I see this was said here already, but I'll post anyway:
I contacted some payment gateways about their PCI-DSS deadlines as we integrate with them and general type of response I got was this:

Quote:

"We do not have requirements for the PCI-DSS compliance deadline, we have nothing to do with that as it is set by VISA and Co. Contact you bank or your merchant account provider."

ambal · #**234** 07-05-2010, 12:09 AM

> I wonder did QT ever hired you at least as an advisor.

We are opened for any offer from anyone. E.g. if someone offers some services on the theme of this topic we will be glad to have them listed in X-Cart Marketplace.

Alex

dmr8448 · #**235** 07-05-2010, 07:16 AM

So has anyone here actually installed x-payments and x-payments connector and have it fully working with x-cart.

When we install the connector and set it up, will this make the old way of checking out via x-cart automatically stop working?

We have a live site that we need to install this on and I just want to make sure that it will not make the store stop working before we can fully test it.

cflsystems · #**236** 07-05-2010, 07:23 AM

Yes I did with 4.2.1. With 4.3.x should be no pain installation.

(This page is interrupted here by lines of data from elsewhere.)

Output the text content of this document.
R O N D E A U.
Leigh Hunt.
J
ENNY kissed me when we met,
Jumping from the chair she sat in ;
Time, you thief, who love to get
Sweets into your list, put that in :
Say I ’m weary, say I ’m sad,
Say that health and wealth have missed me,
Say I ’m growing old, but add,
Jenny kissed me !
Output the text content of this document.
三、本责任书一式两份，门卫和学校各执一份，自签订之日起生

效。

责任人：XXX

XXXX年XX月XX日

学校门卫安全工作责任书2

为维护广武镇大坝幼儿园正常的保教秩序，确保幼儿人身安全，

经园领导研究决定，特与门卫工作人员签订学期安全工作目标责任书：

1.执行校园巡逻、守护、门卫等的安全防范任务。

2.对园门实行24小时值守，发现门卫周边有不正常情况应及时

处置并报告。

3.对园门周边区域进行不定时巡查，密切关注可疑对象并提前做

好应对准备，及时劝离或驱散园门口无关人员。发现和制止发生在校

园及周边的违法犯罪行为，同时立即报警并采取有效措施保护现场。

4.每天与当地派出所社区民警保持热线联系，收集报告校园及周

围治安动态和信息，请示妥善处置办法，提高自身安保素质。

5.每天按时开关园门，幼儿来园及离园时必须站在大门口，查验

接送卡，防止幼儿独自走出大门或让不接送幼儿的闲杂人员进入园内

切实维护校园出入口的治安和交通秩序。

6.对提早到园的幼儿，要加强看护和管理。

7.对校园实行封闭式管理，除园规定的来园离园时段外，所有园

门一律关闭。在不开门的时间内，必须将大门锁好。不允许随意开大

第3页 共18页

X-Connector is a module so it won;t break your cart. All other methods will continue to work as tehy are right now. I would suggest - install X-Payments and X-Connector. Configure the module in xcart. Take a note of the paymentid associated with the module. Modify your checkout page to show this paymentid method only to one customer login (you login so you can test). That why the module will be active for this one customer only and you can do testing before turning it on for all customers.

kevinrm · #**237** 07-05-2010, 08:52 AM

Yes, I have it installed and working. I have tested it, it works fine in 4.3.1. I currently don't have it "live" at the moment because no one has as of yet forced me to. I can take it live at a moments notice though.

After you install x-connector, you go into modules>x-connector and configure that. It helps to have multiple tabs on your browser open - one on x-payments and one on x-connector. You have to cut-n-paste the keys from x-payments into x-connector. Then in x-connector, you will have to "import" the payment method into your cart. Then you go into "payment methods" section of x-cart and enable it. To be compliant, you need to turn "off" your old payment method but actually you can run them both at the same time for testing purposes. I put "TESTING - DO NOT USE" under the payment method description when I was testing it, then once I had it working I took it back offline. When a customer checks out, it comes up as a payment method but behaves a little differently than the old way. When they hit the "submit" button, a new page pops up where they enter the credit card info. It's pretty smooth. "One page checkout" it is not, however.

dmr8448 · #**238** 07-05-2010, 10:35 AM

we have installed x-payments and the connector and have gone through the entire process and gotten everything setup. We have done the "request payment methods" and the "import payment methods" and it shows "Payment methods have been successfully imported".

However when we go to the payment methods page and then go to to the "payment gateways" area. The X-Payment methods do not show up in the drop down list.

Does anyone know why the new payment method would not be showing in the drop down list?

Thanks
David

DogByteMan · #**239** 07-05-2010, 10:39 AM

It shows up as x-payments xxxxxxxxx at the very end of the dropdown list.

dmr8448 · #**240** 07-05-2010, 10:54 AM

Quote:

Originally Posted by DogByteMan

It shows up as x-payments xxxxxxxxx at the very end of the dropdown list.

I have scrolled all through the drop down list multiple times and it is not there.